Active ETFs Are Rising
Active and Passive Shares of ETF Market Inflows (Percent)


Historical analysis is no guarantee of future results.

YTD: year to date
© 2025 Morningstar, Inc. All rights reserved. The information contained herein: (1) is proprietary to Morningstar and/or its content providers; (2) may not be copied or distributed; and (3) is not warranted to be accurate, complete or timely. Neither Morningstar nor its content providers are responsible for any damages or losses arising from any use of this information.
As of June 30, 2025
Source: Morningstar and AB

 

Shaping Market Exposures to Clients’ Needs

With active ETFs, advisors can target the specific outcomes clients demand, such as generating income or managing volatility. This enables advisors to align portfolios more closely with their clients’ goals, differentiating their value proposition in the process.
 

  • Income Generation: Active high-dividend strategies have the potential to enhance yield relative to market benchmarks while balancing exposures to avoid unintended sector tilts.
  • Volatility Management: Buffered and low-volatility strategies use tools to manage downside participation or reduce standard deviation versus benchmarks with the intent of reducing factor exposures that passive approaches commonly create.
  • Active Credit Selection: Active management in high-yield and short-duration high-yield bonds has the potential to enhance income while lowering default risk by avoiding weaker bond issuers.
     

Adapting to Market Conditions

Unlike rules-based index strategies, active management provides the flexibility to respond to changing market environments.
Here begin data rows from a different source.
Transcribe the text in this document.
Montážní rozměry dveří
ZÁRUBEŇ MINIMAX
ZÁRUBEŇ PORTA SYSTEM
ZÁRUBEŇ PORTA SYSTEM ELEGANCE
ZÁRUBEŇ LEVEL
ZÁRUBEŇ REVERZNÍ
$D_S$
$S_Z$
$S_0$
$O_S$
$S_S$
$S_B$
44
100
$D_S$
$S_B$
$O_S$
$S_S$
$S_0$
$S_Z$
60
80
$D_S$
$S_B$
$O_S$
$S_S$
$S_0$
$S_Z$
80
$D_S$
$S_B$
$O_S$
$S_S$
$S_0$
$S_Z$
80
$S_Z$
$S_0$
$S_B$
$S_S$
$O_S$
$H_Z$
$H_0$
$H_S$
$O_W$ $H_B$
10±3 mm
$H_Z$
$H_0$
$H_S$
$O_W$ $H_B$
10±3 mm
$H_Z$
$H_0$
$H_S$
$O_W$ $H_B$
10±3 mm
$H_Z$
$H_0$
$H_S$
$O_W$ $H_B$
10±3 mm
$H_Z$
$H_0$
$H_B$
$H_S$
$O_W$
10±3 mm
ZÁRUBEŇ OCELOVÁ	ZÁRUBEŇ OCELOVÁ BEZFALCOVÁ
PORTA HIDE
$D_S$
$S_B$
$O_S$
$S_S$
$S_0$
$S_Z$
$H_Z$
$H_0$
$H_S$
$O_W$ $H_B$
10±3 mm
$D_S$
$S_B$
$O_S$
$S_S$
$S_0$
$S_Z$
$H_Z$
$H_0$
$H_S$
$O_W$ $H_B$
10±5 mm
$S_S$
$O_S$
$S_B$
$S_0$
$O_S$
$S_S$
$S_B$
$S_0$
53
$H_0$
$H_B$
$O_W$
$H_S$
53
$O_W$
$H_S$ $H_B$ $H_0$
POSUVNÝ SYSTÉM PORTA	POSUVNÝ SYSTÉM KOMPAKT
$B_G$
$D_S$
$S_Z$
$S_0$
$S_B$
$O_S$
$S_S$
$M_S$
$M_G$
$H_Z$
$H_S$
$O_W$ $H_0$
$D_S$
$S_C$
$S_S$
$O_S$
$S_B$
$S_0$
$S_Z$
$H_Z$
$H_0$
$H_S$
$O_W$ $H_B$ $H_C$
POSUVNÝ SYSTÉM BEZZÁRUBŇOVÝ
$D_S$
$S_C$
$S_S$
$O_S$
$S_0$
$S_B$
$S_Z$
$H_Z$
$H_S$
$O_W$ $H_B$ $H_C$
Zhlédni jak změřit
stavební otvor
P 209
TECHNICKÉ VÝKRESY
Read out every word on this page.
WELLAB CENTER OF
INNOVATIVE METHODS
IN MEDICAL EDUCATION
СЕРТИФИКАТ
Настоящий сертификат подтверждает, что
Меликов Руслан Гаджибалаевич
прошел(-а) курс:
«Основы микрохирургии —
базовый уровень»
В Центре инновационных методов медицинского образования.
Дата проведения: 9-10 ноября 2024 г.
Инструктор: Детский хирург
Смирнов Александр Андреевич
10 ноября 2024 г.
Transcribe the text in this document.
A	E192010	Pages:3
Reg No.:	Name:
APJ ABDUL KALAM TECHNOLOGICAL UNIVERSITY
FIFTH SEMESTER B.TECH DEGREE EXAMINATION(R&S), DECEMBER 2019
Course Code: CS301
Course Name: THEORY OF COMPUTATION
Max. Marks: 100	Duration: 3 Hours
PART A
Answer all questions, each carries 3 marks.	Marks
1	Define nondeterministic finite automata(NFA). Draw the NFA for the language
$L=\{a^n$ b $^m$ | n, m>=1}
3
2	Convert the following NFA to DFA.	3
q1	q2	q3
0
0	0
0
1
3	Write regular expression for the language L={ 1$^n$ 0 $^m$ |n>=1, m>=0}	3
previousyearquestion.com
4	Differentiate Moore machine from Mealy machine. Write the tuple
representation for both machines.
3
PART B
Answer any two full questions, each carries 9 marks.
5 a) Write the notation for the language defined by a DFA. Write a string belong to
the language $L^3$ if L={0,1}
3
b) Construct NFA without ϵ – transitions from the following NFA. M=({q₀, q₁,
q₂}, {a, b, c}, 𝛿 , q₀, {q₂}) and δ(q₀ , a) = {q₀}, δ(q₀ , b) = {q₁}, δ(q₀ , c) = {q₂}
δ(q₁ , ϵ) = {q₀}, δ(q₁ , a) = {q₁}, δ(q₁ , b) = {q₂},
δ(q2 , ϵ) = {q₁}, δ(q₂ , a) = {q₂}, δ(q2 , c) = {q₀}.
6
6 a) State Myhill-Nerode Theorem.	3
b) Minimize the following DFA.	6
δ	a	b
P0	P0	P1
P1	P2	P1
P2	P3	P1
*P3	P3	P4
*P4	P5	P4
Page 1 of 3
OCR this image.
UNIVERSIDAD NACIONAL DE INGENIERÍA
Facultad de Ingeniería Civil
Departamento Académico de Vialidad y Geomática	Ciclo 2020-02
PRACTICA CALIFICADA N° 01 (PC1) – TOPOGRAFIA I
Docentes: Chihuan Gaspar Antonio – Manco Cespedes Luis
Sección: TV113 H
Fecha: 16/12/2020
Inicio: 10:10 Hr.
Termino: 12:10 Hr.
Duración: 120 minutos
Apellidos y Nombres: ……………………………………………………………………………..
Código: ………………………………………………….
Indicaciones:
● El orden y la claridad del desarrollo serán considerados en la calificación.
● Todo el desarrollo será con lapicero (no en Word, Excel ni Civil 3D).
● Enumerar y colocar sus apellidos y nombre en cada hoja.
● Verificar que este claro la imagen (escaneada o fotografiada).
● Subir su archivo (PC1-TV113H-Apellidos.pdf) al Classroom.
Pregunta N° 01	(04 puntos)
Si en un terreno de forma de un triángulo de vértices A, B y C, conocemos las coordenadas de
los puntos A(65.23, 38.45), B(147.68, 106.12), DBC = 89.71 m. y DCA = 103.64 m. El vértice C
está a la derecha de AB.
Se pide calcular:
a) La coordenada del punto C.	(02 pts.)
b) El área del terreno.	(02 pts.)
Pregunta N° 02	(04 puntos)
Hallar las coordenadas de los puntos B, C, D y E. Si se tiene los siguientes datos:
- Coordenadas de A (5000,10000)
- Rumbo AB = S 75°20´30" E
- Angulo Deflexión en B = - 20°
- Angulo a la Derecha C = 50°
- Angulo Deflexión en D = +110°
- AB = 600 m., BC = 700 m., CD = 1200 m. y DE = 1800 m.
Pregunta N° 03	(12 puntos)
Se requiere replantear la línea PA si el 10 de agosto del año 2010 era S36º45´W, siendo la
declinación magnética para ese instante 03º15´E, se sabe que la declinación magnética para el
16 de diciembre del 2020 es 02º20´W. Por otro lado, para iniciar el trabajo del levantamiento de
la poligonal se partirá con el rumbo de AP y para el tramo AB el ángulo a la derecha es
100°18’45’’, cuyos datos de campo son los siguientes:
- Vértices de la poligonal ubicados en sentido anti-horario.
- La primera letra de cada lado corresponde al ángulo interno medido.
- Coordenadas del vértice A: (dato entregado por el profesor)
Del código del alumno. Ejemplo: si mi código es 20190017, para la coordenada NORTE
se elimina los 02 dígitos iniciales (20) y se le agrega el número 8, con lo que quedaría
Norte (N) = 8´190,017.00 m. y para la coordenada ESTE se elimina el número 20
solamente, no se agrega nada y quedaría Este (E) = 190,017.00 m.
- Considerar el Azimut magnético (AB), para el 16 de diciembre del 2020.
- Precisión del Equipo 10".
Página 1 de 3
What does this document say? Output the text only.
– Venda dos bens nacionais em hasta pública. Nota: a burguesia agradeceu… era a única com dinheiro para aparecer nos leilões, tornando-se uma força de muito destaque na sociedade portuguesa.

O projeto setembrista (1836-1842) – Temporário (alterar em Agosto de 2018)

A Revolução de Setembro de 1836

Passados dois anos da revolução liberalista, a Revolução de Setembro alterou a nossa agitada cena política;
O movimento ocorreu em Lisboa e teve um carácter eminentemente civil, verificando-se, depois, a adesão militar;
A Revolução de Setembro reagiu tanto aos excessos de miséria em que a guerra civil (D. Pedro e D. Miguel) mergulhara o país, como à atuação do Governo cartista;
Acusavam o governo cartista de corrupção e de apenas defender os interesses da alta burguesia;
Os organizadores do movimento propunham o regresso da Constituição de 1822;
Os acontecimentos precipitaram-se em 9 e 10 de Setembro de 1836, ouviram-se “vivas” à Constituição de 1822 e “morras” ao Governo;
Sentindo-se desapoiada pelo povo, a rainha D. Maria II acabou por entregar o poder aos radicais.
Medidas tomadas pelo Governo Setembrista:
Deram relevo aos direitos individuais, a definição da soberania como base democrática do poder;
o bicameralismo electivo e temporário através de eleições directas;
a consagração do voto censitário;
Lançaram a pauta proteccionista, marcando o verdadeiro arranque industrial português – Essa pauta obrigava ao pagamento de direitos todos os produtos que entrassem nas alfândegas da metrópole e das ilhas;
This adaptability supports more consistent alignment with investors’ objectives and allows managers to capitalize on dislocations.
 

  • Tax-Aware and International Strategies: Managers can opportunistically shift between municipal and taxable exposure. They can also participate in new issues, and those beyond the benchmark may provide advantages in yield, total return and risk management.
  • Thematic Strategies: Secular growth trends can be used along with signals like earnings revisions to capture momentum in fast-evolving market segments.
     

Professional Management and Structure that Reduces Friction

With active ETFs, investors have access to professional investment management, with experienced teams combing the markets for opportunities while managing risks that evolve daily. It forms a powerful combination with the structural advantages of ETFs:
 

  • Tax Efficiency: The mechanics of ETFs may help mitigate capital gains distributions.
  • Liquidity: ETFs are tradeable during the day, giving investors and advisors substantial flexibility and control.
  •  Cost Advantage: Because they have lower expense ratios than traditional active funds, ETFs may reduce fee drag.
  •  Flexibility: Unlike rules-based passive strategies, active ETFs can raise cash from where the manager best sees fit and can put new cash to work where most opportunistic.
  •  Transparency: Daily disclosure of portfolio holdings enables a clear understanding of exposures so financial advisors can properly manage and monitor risks.
     

Together, these ETF features reduce the frictions that have historically limited active management’s impact relative to market benchmarks.
 

What Active ETFs Can Do for Your Clients…and for You

Actively managed ETFs are one of the most important growth areas in portfolio construction. Areas where they can consistently provide an advantage—tapping into inefficient markets, managing volatility or enhancing income—make sense as long-term strategic allocations. Other market segments may benefit from a tactical mix of active and passive, with advisors shifting the mix based on evolving risks and opportunities.
 

The bottom line is that flows into active ETFs are accelerating, and failing to consider them raises the risk of falling behind financial advisors who do. A thoughtful blend of passive and active strategies can target investors’ desired outcomes more effectively and keep advisors at the forefront of innovation in ETF portfolio design.